The United Nations has spent a billion dollars a year since 2014 on a 15,000-strong peacekeeping force in Mali. Almost 200 members have been killed – its deadliest mission ever.
France has 4,500 troops stationed across the region. The United States has set up drone bases, held annual training exercises and sent 800 troops to the deserts of Niger. Led by France, Western powers have provided funding and training to a regional counter-terrorism force known as G5 Sahel made up of soldiers from Mali, Niger, Burkina Faso, Chad and Mauritania.
Despite all this, Islamist violence has spread to places previously untouched by it, as tensions like those that first kindled support for Dicko intensify.
“You have a solution that is absolutely militarized to a problem that is absolutely political,” said Rinaldo Depagne, West Africa project director at International Crisis Group, an independent think tank. “The security response is not addressing these problems.”
CYCLE OF ABUSE
The fact that a large number of recruits are Fulani has triggered a backlash by other ethnic groups, and those who have fled northern Burkina Faso say they had scant protection.

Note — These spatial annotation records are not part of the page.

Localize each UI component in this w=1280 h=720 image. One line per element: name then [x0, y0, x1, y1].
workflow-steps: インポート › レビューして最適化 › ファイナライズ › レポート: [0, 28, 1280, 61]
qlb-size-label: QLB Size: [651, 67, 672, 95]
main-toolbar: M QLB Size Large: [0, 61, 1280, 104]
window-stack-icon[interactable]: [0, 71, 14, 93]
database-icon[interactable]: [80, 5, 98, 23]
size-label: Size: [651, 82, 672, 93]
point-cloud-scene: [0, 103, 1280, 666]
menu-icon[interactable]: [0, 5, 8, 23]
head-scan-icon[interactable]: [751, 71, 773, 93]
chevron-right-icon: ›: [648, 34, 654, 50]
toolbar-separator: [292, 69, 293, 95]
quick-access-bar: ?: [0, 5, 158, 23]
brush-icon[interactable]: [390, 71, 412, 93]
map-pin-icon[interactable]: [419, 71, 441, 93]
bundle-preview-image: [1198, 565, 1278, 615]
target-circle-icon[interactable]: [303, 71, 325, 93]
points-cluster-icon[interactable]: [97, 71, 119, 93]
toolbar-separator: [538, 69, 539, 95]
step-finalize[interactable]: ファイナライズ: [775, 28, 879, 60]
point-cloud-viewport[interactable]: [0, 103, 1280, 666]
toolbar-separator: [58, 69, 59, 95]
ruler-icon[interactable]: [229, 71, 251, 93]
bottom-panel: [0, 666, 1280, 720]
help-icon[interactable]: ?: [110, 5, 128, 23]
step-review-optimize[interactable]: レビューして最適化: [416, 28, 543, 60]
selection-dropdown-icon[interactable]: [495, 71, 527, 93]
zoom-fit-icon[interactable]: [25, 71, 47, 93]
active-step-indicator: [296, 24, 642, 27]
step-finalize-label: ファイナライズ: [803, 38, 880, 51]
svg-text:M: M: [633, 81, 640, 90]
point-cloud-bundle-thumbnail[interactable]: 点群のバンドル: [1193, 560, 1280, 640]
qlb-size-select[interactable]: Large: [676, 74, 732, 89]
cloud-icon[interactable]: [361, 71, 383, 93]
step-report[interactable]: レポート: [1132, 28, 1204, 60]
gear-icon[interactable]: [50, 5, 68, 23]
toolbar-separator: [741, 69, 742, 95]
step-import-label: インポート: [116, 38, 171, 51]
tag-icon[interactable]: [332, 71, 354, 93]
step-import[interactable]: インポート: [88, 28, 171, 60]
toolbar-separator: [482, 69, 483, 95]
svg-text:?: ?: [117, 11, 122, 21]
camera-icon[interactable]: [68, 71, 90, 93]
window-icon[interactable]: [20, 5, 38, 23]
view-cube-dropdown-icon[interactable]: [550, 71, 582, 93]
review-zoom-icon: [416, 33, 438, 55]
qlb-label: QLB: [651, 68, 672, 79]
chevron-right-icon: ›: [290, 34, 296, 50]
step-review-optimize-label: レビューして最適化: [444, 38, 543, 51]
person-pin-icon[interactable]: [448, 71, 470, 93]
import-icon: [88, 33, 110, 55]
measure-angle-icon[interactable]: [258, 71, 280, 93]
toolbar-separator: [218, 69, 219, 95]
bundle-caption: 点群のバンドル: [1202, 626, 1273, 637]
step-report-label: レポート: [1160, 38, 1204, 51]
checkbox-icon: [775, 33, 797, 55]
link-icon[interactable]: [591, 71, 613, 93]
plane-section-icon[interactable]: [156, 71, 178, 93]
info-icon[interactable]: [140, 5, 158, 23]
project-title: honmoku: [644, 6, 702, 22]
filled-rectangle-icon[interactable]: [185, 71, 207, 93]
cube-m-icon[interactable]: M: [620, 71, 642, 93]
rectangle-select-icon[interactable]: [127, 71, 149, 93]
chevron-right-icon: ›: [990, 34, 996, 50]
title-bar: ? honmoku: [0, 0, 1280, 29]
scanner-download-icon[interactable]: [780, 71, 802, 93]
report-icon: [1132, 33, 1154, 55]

One woman said gunmen on motorbikes attacked her village, Biguelel, last December. The gunmen accused her family of colluding with “terrorists” simply because they were Fulani. They torched her home and shot her husband and dozens of others dead, but she escaped.
The next day the woman, Mariam Dicko, and about 40 others went to a military police post in the nearby town of Yirgou. “They said it was over now, so they couldn’t help us,” said Dicko – a common surname in the country.
Kanou, the military police commander, acknowledged that troops were sometimes not present when needed. “But when patrols are being attacked, it’s more difficult,” he added. “We have to take measures to protect ourselves.”
As Western forces rely increasingly on their Sahel partners, rights groups and residents say they sometimes overlook abuses by locals. Four witnesses described to Reuters summary executions of suspected insurgents during search operations. These included an incident in the village of Belhoro on Feb. 3, in which security forces ordered nine men out of their homes and shot them dead, according to two women who saw the killings.
New York-based Human Rights Watch documented 19 such incidents in a report in March, during which it says 116 men and boys were captured and killed by security forces. The government said the army is committed to human rights and is investigating the allegations. “In our struggle there will necessarily be innocent victims, not because we want to, but because we are in a tough zone,” Kanou said. U.S. Ambassador Andrew Young said America takes up any “mistakes” with the government.
In November 2018, Burkinabe forces raided the village home of a lab technician at a clinic in Djibo, accusing his 60-year-old father of being a terrorist, two friends of his told Reuters.
They killed the father in front of his son.
The following week, the technician, Jibril Dicko, didn’t show up for work. His phone went dead.
Neighbors said he had gone to join the jihad.
(This story corrects to make clear in paragraph 18 that French forces arrested just Malam Dicko, not Amadou Koufa as well.)